Oracle daily OHLC built from per-block prices vs exchange daily OHLC:

Median RMSE Max
Open 0.21% 0.65% 15.3%
High 0.53% 1.12% 28.0%
Low 0.51% 1.38% 19.7%
Close 0.24% 0.73% 15.4%

By year

Year Blocks Median RMSE Max >5% >10% >20% Price range
2018 31,492 0.21% 1.11% 33.4% 169 109 3 $3,129$8,488
2019 54,272 0.16% 0.69% 17.4% 165 53 0 $3,338$13,868
2020 53,102 0.10% 0.44% 12.6% 70 6 0 $3,858$29,322
2021 52,733 0.07% 0.47% 14.4% 42 9 0 $27,678$69,000
2022 53,230 0.07% 0.32% 6.8% 10 0 0 $15,460$48,240
2023 54,032 0.10% 0.25% 6.6% 5 0 0 $16,490$44,700
2024 53,367 0.10% 0.28% 6.7% 7 0 0 $38,555$108,298
2025 53,113 0.11% 0.25% 5.8% 4 0 0 $74,409$126,198
2026 5,910 0.11% 0.27% 3.2% 0 0 0 $60,000$97,900

The oracle is only as good as the signal it reads. The largest errors cluster in late 2018: the November price crash fell faster than the narrow search window could follow (33% max error), and on-chain volume was lower then, so the round-dollar pattern was weaker (1.1% RMSE for the year). By 2020 the signal is strong enough for 0.1% median accuracy, and since 2022 no block exceeds 10% error.

Why no outlier smoothing?

Post-hoc smoothing — for example, correcting any block whose price deviates more than 5% from both its neighbors — would improve the aggregate numbers.
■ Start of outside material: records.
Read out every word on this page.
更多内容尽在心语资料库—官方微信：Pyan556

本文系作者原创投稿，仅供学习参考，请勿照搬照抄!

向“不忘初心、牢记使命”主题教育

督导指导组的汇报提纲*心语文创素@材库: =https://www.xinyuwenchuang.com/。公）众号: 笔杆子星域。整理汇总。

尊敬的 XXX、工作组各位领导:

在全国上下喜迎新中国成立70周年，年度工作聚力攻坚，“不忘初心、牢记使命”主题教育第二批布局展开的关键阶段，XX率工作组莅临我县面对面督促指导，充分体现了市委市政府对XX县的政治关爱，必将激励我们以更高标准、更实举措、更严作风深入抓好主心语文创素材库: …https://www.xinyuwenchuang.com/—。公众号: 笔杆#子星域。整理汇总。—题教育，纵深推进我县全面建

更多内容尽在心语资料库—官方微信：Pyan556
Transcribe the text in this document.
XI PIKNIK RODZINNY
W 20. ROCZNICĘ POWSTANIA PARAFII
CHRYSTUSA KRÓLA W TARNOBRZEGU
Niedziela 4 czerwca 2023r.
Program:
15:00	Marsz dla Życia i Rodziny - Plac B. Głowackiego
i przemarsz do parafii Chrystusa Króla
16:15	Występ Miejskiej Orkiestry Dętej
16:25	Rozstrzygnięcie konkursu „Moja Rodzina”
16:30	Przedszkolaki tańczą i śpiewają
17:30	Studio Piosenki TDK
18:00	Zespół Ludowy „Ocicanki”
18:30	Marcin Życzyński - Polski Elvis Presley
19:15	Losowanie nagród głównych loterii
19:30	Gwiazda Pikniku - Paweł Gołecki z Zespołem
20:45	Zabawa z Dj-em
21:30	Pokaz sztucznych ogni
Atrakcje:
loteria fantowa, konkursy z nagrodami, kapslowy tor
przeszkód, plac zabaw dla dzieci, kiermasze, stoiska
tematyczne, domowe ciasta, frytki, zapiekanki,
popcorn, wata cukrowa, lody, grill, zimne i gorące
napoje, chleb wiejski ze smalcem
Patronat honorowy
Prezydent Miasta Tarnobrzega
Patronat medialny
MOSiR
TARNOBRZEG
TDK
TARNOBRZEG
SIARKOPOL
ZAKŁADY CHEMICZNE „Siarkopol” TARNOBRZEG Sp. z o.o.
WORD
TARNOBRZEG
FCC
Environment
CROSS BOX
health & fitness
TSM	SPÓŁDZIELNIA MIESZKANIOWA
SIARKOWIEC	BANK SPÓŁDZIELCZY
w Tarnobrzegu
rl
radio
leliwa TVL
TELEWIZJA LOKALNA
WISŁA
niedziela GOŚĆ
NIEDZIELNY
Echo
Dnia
This is deliberately not done, for two reasons:

  1. Simplicity: The oracle is a single forward pass with no lookback corrections. Adding smoothing means defining thresholds, neighbor windows, and replacement strategies, all of which add complexity for marginal gain.
  2. Finality: Each block's price is produced once and never revised (unless the block itself is reorged). Downstream consumers can treat the oracle output as append-only. Smoothing would require retroactively changing already-published prices, breaking that property.

Changelog

v2

Changes from v1:

  • OP_RETURN filter: every output of a transaction carrying an OP_RETURN is now dropped from the histogram. Such transactions are protocol machinery (cross-chain swaps, anchoring) whose payout amounts can form false round-dollar patterns. This was the trigger for the worst price glitches in v1.
  • P2WSH reactivated: once the OP_RETURN filter removes the protocol noise, P2WSH outputs are usable round-dollar signal again, so they are no longer excluded. P2TR stays excluded.
  • Earlier start: on-chain tracking begins at height 525,000 (May 2018) instead of 550,000, adding about 25,000 blocks of history.

VERSION is exposed as a crate constant so downstream consumers can invalidate prices computed by an earlier algorithm.